LA CONTROPARTITA Il sindaco di Luogosanto non mette in alcun dubbio l'importanza dell'infrastruttura per l'Isola ma da primo cittadino, e da sardo, chiede che una cosa così importante non venga calata dall'alto ma discussa con il territorio. «Da decenni la Sardegna è costretta a elemosinare fondi per costruire strade, per la continuità territoriale: dobbiamo inginocchiarci per chiedere infrastrutture che le altre regioni hanno di diritto. Questa è un'occasione preziosa -aggiunge- per mettere sul tavolo le nostre richieste. Per questo vogliamo sapere cosa i nostri politici hanno scritto in quell'accordo, per il bene di tutta la Sardegna»

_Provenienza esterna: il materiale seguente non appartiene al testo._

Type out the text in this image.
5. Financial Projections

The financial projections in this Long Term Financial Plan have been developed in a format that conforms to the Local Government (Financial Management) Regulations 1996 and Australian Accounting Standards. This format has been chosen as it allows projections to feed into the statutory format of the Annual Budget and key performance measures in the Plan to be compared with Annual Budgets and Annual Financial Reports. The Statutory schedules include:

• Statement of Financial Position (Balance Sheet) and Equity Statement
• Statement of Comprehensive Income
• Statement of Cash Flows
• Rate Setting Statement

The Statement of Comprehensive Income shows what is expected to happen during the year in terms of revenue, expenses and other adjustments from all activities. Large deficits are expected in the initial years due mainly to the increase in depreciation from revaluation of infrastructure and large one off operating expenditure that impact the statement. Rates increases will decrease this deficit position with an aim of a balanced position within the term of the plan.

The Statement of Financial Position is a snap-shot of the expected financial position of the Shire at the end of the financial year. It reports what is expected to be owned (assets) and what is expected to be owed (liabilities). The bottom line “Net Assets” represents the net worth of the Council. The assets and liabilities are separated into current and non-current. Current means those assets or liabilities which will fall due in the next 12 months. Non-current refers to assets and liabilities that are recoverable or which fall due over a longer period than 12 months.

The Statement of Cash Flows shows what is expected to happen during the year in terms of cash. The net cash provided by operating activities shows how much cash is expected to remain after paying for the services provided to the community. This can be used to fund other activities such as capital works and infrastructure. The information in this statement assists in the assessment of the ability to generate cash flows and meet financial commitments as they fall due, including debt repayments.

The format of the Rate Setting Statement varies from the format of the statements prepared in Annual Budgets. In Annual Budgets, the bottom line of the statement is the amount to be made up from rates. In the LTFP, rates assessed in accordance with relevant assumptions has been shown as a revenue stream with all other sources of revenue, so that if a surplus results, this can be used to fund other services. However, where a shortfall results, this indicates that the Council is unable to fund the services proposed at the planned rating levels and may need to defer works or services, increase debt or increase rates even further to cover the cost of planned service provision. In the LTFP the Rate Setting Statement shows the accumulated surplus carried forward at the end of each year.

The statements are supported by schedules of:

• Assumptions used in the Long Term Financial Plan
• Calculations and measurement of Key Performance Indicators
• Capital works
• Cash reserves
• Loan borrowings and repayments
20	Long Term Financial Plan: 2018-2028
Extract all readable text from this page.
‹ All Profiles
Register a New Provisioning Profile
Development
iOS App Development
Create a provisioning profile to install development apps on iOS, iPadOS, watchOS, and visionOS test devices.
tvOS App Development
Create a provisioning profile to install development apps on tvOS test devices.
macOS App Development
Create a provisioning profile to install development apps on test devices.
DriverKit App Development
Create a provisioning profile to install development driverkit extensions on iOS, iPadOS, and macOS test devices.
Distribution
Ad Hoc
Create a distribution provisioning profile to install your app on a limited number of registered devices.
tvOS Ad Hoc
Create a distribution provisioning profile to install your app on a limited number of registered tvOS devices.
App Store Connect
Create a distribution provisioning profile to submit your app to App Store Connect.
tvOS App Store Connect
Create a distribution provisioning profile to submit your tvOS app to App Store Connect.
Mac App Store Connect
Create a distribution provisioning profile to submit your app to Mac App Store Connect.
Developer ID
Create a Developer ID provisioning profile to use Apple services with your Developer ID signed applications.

IL TAVOLO Intanto, il 22 dicembre ci sarà a Roma la conferenza di servizi alla quale sono stati invitati tutti i sindaci, gli enti e gli organismi coinvolti nel progetto. «Una conferenza di servizi non basta -puntualizza Scampuddu- Ci siamo stancati di parlare di aria fritta, di farci raccontare favole con tanto di slide . Vogliamo capire se davvero i nostri paesi potranno avere il metano, parlare delle reti, ipotizzare scenari di accordo, portandoci dietro tecnici e consulenti. È un nostro dovere verso tutti i sardi che ci hanno delegato a fare i loro interessi, soprattutto in un momento così difficile. Non abbiamo soldi neppure per mandare i nostri ragazzi a scuola e ci permettiamo di spendere 150 milioni per realizzare un'infrastruttura che dovremo avere di diritto solo per il fatto che stiamo facendo risparmiare un sacco di soldi all'Algeria e all'Europa. Quanto sarebbe costato far passare il metanodotto sotto il mare per 300 chilometri? Io sono un imprenditore abituato a ragionare solo ed esclusivamente sulle cifre: a occhio e croce questa servitù ha un prezzo molto alto».
MANIFESTAZIONE A OLBIA Intanto il gruppo locale contro la centrale di decompressione a Venafiorita, ha organizzato per il 17 dicembre in piazza Mercato un concerto-dibattito per «sensibilizzare le persone sui cambiamenti che il gasdotto porterà al nostro territorio ed alle sue ripercussioni a livello ambientale, turistico e sociale».